All of these are common human experiences, but we usually don’t notice them and they get buried under an avalanche of new experiences surging along behind. These stirrings, however, may be profoundly significant. This tentative ‘reaching out’ may be like a fragile plant pushing its way through concrete, but it may be the first playful sign of a huge spiritual adventure.
One writer talked about ‘signals of transcendence’ which litter our everyday experience. And indeed there are things going on all the time, like longing, laughter, falling in love, playing with a child, natural beauty (‘breathtaking’), moments in music (‘heart-stopping’) – all of which take us outside ourselves for a moment. There’s something else going on here. I wonder . . . ?
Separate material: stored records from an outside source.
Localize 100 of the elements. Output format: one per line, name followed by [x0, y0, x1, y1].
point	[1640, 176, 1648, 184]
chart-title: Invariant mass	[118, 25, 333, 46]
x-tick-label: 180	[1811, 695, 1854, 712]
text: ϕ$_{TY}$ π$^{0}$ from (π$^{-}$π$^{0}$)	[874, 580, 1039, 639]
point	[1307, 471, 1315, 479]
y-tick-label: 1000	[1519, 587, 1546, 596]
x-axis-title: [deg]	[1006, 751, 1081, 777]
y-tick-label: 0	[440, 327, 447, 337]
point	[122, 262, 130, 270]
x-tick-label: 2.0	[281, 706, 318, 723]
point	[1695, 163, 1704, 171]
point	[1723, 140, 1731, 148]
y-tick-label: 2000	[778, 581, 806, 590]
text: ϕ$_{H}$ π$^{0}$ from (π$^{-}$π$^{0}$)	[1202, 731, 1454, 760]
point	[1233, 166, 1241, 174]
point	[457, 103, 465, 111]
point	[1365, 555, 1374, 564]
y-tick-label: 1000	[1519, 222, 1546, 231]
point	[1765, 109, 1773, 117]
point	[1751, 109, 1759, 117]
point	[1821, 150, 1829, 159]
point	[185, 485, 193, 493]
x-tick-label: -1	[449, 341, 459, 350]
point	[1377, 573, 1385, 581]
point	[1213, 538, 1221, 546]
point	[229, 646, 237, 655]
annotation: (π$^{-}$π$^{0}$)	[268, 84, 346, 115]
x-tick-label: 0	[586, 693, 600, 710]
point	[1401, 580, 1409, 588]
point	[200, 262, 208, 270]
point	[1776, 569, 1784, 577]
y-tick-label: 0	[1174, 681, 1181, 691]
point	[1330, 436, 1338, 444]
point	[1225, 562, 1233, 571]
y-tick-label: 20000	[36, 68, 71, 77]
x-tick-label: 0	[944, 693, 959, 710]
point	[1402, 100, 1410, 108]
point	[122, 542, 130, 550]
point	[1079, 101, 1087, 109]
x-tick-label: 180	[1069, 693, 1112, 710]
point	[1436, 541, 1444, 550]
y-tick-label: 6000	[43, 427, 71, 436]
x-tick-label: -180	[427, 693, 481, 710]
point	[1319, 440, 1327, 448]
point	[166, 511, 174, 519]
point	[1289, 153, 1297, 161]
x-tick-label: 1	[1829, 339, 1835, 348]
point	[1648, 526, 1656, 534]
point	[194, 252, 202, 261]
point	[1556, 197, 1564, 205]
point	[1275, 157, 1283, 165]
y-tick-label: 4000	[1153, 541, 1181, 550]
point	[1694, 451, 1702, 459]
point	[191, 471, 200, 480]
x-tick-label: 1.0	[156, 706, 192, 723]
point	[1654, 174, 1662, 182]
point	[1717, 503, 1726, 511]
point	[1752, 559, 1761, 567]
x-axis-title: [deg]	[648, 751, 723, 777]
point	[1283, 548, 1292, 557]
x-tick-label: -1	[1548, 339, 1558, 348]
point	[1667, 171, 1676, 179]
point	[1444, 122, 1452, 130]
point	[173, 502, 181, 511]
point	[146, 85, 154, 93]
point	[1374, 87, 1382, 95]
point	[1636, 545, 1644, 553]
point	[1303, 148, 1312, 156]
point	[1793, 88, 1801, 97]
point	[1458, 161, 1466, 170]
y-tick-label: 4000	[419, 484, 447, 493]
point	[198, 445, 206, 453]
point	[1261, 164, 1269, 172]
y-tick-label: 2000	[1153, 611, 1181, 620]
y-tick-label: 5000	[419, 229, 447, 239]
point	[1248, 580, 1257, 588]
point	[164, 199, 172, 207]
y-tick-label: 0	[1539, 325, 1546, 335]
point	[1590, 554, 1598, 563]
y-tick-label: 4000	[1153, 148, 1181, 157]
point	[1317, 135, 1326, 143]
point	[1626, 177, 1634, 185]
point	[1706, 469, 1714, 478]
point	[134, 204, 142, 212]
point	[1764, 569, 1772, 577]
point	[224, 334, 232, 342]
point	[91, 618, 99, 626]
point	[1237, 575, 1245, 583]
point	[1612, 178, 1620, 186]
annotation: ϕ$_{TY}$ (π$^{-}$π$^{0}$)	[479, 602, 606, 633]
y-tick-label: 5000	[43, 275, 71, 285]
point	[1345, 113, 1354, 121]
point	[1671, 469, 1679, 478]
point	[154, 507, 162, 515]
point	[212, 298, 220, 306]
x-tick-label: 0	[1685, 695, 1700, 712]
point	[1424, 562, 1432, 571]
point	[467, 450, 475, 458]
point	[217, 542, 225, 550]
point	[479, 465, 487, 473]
So the first move in the spiritual adventure that I’m here calling ‘prayer’ is to recognize these moments when something stirs within us and to savour them. Not to let them be flooded and forgotten, but to notice them and hold them, tenderly, just for a while. And for the time being – that’s enough! Just recognize those moments for what they are, or might be. Signals of something else. A hint of something good. A glimpse in the night. A scent on the wind. An invitation.
1
Getting started
Making space for God
So there just might be something in it – this ‘something else’. And we might have noticed some germ of an instinct, some stirring inside. A reaching out. An instinct to say thank you, a need to say sorry, or a desire to help someone. But we can all too easily lose the moment unless we make space for it to breathe.
And that’s what we’re terribly short of in our culture – space to let quiet things breathe. The pace of daily life is accelerating and the demands are unremitting. It’s as if we got on the 8.15 from Great Snoring, the slow train that stops at every little village, but instead of chugging its way gently through the countryside it gets faster and faster, accelerating steadily and inexorably, steaming through every station, until the carriage is swaying alarmingly and we’re hanging on to our seats and to our luggage – and still the speed increases!